Однако глуповцы не отчаивались, потому что не могли еще обнять всей глубины ожидавшего их бедствия. Покуда оставался прошлогодний запас, многие, по легкомыслию, пили, ели и задавали банкеты, как будто и конца запасу не предвидится. Бригадир ходил в мундире по городу и строго-настрого приказывал, чтоб людей, имеющих «унылый вид», забирали на съезжую и представляли к нему. Дабы ободрить народ, он поручил откупщику устроить в загородной роще пикник и пустить фейерверк. Пикник сделали, фейерверк сожгли, «но хлеба через то людишкам не предоставили». Тогда бригадир призвал к себе «излюбленных» и велел им ободрять народ. Стали «излюбленные» ходить по соседям, и ни одного унывающего не пропустили, чтоб не утешить.
— Мы люди привышные! — говорили одни, — мы претерпеть могим. Ежели нас теперича всех в кучу сложить и с четырех концов запалить — мы и тогда противного слова не молвим!
— Это что говорить! — прибавляли другие, — нам терпеть можно! потому мы знаем, что у нас есть начальники!
— Ты думаешь как? — ободряли третьи, — ты думаешь, начальство-то спит?
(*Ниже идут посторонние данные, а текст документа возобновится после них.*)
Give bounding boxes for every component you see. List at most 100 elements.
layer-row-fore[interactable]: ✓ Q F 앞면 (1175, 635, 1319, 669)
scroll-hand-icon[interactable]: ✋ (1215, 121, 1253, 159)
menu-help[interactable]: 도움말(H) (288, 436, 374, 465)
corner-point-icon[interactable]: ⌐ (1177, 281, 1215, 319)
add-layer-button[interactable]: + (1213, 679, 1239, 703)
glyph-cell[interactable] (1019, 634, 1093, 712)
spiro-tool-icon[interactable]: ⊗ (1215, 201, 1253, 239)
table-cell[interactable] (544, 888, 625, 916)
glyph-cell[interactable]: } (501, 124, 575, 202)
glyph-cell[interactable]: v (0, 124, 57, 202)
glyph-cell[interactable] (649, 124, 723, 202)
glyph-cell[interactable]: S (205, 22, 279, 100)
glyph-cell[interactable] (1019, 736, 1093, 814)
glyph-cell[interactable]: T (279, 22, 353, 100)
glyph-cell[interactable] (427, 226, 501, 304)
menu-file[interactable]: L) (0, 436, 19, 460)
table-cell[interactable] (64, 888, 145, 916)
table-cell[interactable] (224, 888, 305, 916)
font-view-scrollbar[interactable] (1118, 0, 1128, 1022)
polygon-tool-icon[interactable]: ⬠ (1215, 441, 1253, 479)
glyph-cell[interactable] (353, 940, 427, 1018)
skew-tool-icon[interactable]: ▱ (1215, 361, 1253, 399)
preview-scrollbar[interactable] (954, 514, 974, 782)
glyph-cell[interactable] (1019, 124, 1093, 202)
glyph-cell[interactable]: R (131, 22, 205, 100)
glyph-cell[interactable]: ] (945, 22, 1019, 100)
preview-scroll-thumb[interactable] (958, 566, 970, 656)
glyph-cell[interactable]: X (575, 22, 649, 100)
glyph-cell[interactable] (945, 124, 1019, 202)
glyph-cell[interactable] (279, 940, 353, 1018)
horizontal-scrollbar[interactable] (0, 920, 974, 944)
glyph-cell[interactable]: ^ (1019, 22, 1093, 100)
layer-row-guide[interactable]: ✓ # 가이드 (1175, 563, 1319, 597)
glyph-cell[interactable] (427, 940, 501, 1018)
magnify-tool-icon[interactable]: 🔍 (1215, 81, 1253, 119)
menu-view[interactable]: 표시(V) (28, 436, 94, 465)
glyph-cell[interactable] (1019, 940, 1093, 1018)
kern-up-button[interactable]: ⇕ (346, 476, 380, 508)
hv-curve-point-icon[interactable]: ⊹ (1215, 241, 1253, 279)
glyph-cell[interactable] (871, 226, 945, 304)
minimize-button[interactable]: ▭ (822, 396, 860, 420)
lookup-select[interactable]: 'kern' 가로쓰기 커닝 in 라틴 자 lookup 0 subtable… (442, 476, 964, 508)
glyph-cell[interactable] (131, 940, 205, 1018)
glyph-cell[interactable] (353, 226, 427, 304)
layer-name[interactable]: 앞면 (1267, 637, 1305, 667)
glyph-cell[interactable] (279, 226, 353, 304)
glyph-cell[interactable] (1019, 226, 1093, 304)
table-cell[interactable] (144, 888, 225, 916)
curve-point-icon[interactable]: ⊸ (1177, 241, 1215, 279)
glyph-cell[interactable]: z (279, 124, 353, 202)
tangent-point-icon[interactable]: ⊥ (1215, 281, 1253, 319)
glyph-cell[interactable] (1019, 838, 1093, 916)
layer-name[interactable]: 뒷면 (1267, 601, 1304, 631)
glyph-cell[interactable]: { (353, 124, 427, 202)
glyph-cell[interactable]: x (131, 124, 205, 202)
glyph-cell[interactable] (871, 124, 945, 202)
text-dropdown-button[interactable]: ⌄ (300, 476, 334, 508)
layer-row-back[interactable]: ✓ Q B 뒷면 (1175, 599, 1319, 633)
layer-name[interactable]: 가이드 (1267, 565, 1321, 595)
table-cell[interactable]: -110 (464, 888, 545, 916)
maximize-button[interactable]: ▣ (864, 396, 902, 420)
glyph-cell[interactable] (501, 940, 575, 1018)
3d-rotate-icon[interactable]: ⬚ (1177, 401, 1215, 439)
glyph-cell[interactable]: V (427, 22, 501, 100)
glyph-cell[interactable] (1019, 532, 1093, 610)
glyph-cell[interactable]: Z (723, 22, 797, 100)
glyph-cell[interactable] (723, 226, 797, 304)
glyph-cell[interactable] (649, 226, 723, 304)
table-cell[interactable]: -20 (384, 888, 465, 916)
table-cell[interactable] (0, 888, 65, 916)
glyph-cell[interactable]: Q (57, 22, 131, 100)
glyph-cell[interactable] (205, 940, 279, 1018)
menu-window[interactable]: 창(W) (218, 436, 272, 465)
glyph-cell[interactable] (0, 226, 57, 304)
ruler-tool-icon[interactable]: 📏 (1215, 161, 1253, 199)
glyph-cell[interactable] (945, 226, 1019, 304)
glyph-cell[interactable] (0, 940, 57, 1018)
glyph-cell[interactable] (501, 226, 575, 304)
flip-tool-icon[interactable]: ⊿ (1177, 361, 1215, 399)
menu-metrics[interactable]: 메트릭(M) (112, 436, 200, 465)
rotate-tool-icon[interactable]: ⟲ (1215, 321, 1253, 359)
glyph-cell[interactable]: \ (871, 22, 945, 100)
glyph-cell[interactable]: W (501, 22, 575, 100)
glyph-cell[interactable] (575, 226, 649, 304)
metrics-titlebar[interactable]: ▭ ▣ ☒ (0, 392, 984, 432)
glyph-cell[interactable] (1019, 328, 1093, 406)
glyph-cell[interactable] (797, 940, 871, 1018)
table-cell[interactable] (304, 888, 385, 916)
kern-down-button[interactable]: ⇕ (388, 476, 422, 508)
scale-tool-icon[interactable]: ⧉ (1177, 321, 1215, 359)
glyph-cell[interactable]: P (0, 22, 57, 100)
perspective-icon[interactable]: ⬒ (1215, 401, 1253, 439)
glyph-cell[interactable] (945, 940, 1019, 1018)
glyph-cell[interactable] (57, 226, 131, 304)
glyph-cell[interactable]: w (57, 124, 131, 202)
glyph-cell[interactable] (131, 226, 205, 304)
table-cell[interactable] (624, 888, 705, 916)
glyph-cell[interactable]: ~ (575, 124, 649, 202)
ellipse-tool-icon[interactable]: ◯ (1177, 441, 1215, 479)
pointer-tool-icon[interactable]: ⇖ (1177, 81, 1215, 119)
Нет, брат, оно одним глазком дремлет, а другим поди уж где видит!
Но когда убрались с сеном, то оказалось, что животы кормить будет нечем; когда окончилось жнитво, то оказалось, что и людишкам кормиться тоже нечем. Глуповцы испугались и начали похаживать к бригадиру на двор.
— Так как же, господин бригадир, насчет хлебца-то? похлопочешь? — спрашивали они его.
— Хлопочу, братики, хлопочу! — отвечал бригадир.
— То-то; уж ты постарайся!
В конце июля полили бесполезные дожди, а в августе людишки начали помирать, потому что все, что было, приели. Придумывали, какую такую пищу стряпать, от которой была бы сытость; мешали муку с ржаной резкой, но сытости не было; пробовали, не будет ли лучше с толченой сосновой корой, но и тут настоящей сытости не добились.
— Хоть и точно, что от этой пищи словно кабы живот наедается, однако, братцы, надо так сказать: самая эта еда пустая! — говорили промеж себя глуповцы.